CES: Amazon Offers Casting from Prime Video App to Devices

Amazon is rolling out Matter Casting, which lets customers cast directly from supported streaming apps on iOS and Android to Fire TV and Echo Show 15 devices. Viewers can begin watching a movie or browse for a Prime Video show on their phone, then cast it to a compatible Fire TV or Echo Show screen. Amazon called the CES announcement “an industry-first demonstration of implementing Matter Casting,” referring to the open-source Matter standard protocol for connectivity between smart home and IoT devices. Amazon is a founding member and active contributor to the Matter standard.

The Verge says Amazon is “the first to add support for Matter Casting, a feature of the Matter smart home standard that allows you to control TVs and streaming devices straight from a connected app.” At CES, Amazon also announced it will add Matter Casting to the Prime Video app for sending content to Amazon hardware devices.

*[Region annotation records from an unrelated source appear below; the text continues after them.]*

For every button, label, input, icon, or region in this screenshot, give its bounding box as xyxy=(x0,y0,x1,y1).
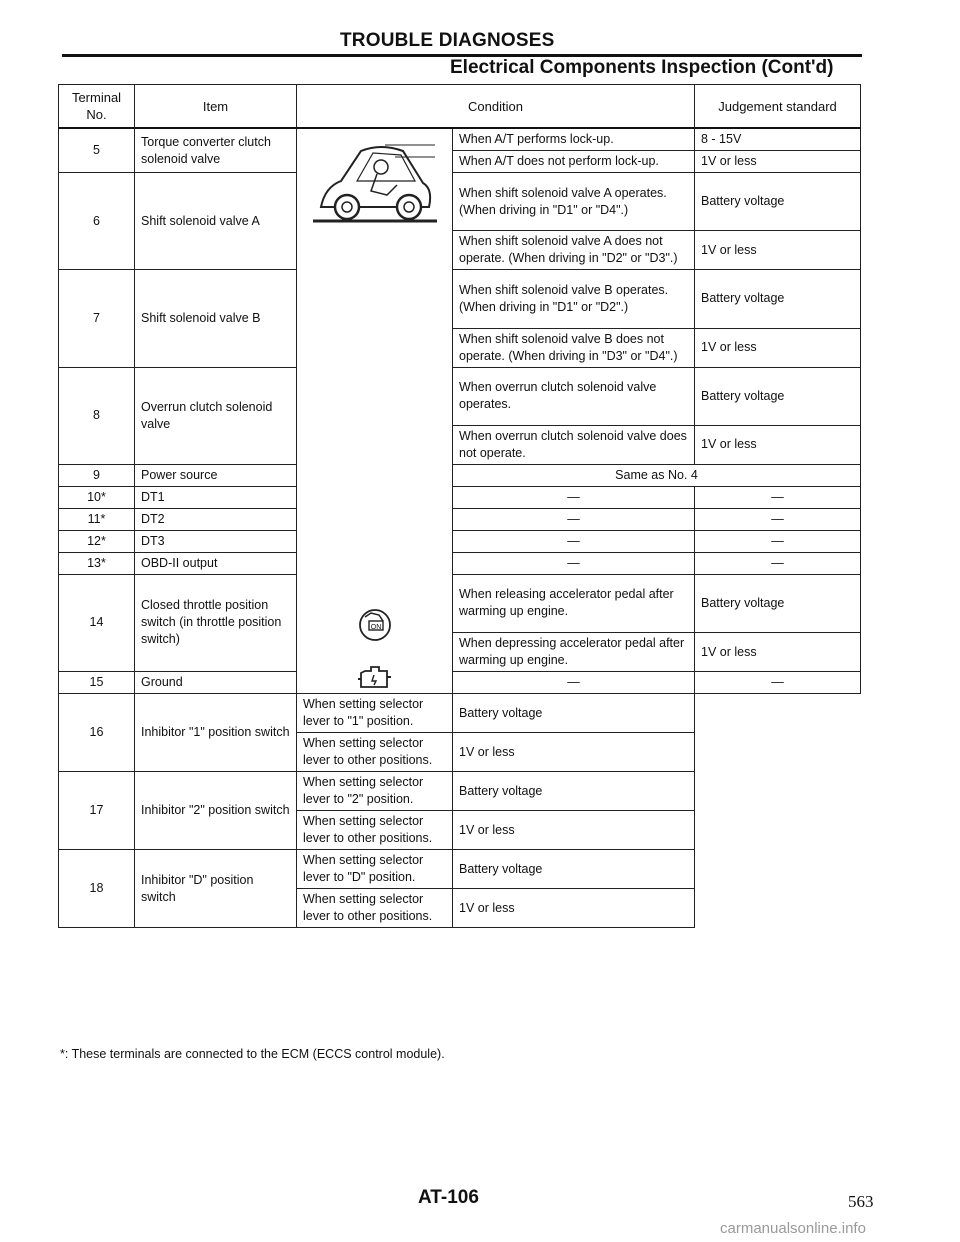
table-row xyxy=(59,367,861,425)
condition-text: When setting selector lever to other positions. xyxy=(297,733,453,772)
judgement-value: — xyxy=(695,486,861,508)
condition-text: When shift solenoid valve A operates. (When driving in "D1" or "D4".) xyxy=(453,173,695,231)
judgement-value: 1V or less xyxy=(695,425,861,464)
header-terminal: Terminal No. xyxy=(59,85,135,129)
terminal-no: 16 xyxy=(59,694,135,772)
condition-text: When shift solenoid valve A does not operate. (When driving in "D2" or "D3".) xyxy=(453,231,695,270)
condition-text: — xyxy=(453,508,695,530)
table-footnote: *: These terminals are connected to the ECM (ECCS control module). xyxy=(60,1047,445,1061)
item-name: OBD-II output xyxy=(135,552,297,574)
table-row xyxy=(59,672,861,694)
condition-text: When shift solenoid valve B does not operate. (When driving in "D3" or "D4".) xyxy=(453,328,695,367)
judgement-value: 1V or less xyxy=(695,633,861,672)
condition-text: When A/T does not perform lock-up. xyxy=(453,151,695,173)
item-name: Power source xyxy=(135,464,297,486)
terminal-no: 9 xyxy=(59,464,135,486)
judgement-value: — xyxy=(695,508,861,530)
item-name: Overrun clutch solenoid valve xyxy=(135,367,297,464)
terminal-no: 10* xyxy=(59,486,135,508)
condition-text: When overrun clutch solenoid valve operates. xyxy=(453,367,695,425)
condition-text: When A/T performs lock-up. xyxy=(453,128,695,151)
table-row xyxy=(59,552,861,574)
table-row xyxy=(59,173,861,231)
same-as-note: Same as No. 4 xyxy=(453,464,861,486)
table-header-row xyxy=(59,85,861,129)
judgement-value: 1V or less xyxy=(453,889,695,928)
judgement-value: 1V or less xyxy=(695,231,861,270)
terminal-no: 13* xyxy=(59,552,135,574)
item-name: Inhibitor "1" position switch xyxy=(135,694,297,772)
item-name: Inhibitor "D" position switch xyxy=(135,850,297,928)
judgement-value: Battery voltage xyxy=(453,850,695,889)
condition-text: When setting selector lever to "D" position. xyxy=(297,850,453,889)
terminal-no: 5 xyxy=(59,128,135,173)
terminal-no: 7 xyxy=(59,270,135,367)
item-name: Shift solenoid valve B xyxy=(135,270,297,367)
table-row xyxy=(59,772,861,811)
judgement-value: 1V or less xyxy=(453,811,695,850)
condition-text: — xyxy=(453,552,695,574)
terminal-no: 12* xyxy=(59,530,135,552)
judgement-value: Battery voltage xyxy=(695,270,861,328)
engine-icon xyxy=(357,661,393,691)
page-code: AT-106 xyxy=(418,1187,479,1208)
judgement-value: Battery voltage xyxy=(695,367,861,425)
table-row xyxy=(59,694,861,733)
condition-text: — xyxy=(453,672,695,694)
section-subtitle: Electrical Components Inspection (Cont'd) xyxy=(450,57,834,78)
condition-text: When setting selector lever to other positions. xyxy=(297,811,453,850)
item-name: Shift solenoid valve A xyxy=(135,173,297,270)
item-name: Inhibitor "2" position switch xyxy=(135,772,297,850)
terminal-no: 15 xyxy=(59,672,135,694)
condition-text: — xyxy=(453,530,695,552)
condition-text: When shift solenoid valve B operates. (When driving in "D1" or "D2".) xyxy=(453,270,695,328)
terminal-no: 6 xyxy=(59,173,135,270)
condition-text: When depressing accelerator pedal after warming up engine. xyxy=(453,633,695,672)
ignition-key-icon xyxy=(357,607,393,643)
item-name: DT2 xyxy=(135,508,297,530)
item-name: Closed throttle position switch (in throttle position switch) xyxy=(135,574,297,671)
judgement-value: Battery voltage xyxy=(453,772,695,811)
table-row xyxy=(59,574,861,632)
terminal-no: 18 xyxy=(59,850,135,928)
condition-text: When overrun clutch solenoid valve does not operate. xyxy=(453,425,695,464)
judgement-value: 1V or less xyxy=(453,733,695,772)
watermark: carmanualsonline.info xyxy=(720,1220,866,1237)
condition-text: When setting selector lever to "1" position. xyxy=(297,694,453,733)
judgement-value: Battery voltage xyxy=(695,574,861,632)
table-row xyxy=(59,270,861,328)
condition-text: — xyxy=(453,486,695,508)
key-on-label: ON xyxy=(370,624,381,631)
table-row xyxy=(59,464,861,486)
judgement-value: Battery voltage xyxy=(453,694,695,733)
terminal-no: 11* xyxy=(59,508,135,530)
condition-text: When setting selector lever to "2" position. xyxy=(297,772,453,811)
item-name: Torque converter clutch solenoid valve xyxy=(135,128,297,173)
judgement-value: — xyxy=(695,552,861,574)
condition-text: When releasing accelerator pedal after warming up engine. xyxy=(453,574,695,632)
illustration-cell-ignition-on xyxy=(297,128,453,694)
table-row xyxy=(59,530,861,552)
header-condition: Condition xyxy=(297,85,695,129)
inspection-table xyxy=(58,84,861,928)
item-name: Ground xyxy=(135,672,297,694)
judgement-value: — xyxy=(695,530,861,552)
judgement-value: 1V or less xyxy=(695,151,861,173)
page-number: 563 xyxy=(848,1192,874,1211)
terminal-no: 14 xyxy=(59,574,135,671)
judgement-value: 1V or less xyxy=(695,328,861,367)
judgement-value: — xyxy=(695,672,861,694)
item-name: DT3 xyxy=(135,530,297,552)
header-judgement: Judgement standard xyxy=(695,85,861,129)
table-row xyxy=(59,508,861,530)
table-row xyxy=(59,128,861,151)
judgement-value: Battery voltage xyxy=(695,173,861,231)
header-item: Item xyxy=(135,85,297,129)
item-name: DT1 xyxy=(135,486,297,508)
table-row xyxy=(59,850,861,889)
table-row xyxy=(59,486,861,508)
driving-car-icon xyxy=(311,137,439,227)
terminal-no: 17 xyxy=(59,772,135,850)
condition-text: When setting selector lever to other positions. xyxy=(297,889,453,928)
terminal-no: 8 xyxy=(59,367,135,464)
judgement-value: 8 - 15V xyxy=(695,128,861,151)
page-title: TROUBLE DIAGNOSES xyxy=(340,30,555,51)
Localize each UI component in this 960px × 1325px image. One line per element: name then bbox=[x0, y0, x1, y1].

While Matter Casting is available now for global customers who want to cast Prime Video content from iOS and Android devices to the Echo Show 15, it will be coming soon to compatible Fire TV devices, including smart TVs from Panasonic with Fire TV built in. Amazon says in a CES announcement round-up that it is also working with Plex, Pluto TV, Sling TV, Starz, and ZDF to add Matter Casting support later this year.

“Matter Casting is an open local networking protocol that doesn’t require a specific hardware stack,” writes TechCrunch, noting it is not limited to specific operating systems, making it easy to implement than proprietary protocols like Chromecast. “Google announced this week that its casting tech, Chromecast, will be built into all of LG’s new TVs.”

In addition to Amazon and Google, Apple also participates in ongoing Matter development, but the latter two tech giants “have little real incentive to adopt Matter Casting given their respective proprietary casting technologies are well-established.”

The Matter spec “can accomplish more than casting, in theory. It allows control of a television’s core functions like volume adjustment, changing the channel and switching between HDMI ports,” TechCrunch writes, noting that it is “incumbent on app and device makers to build in support for those functions.”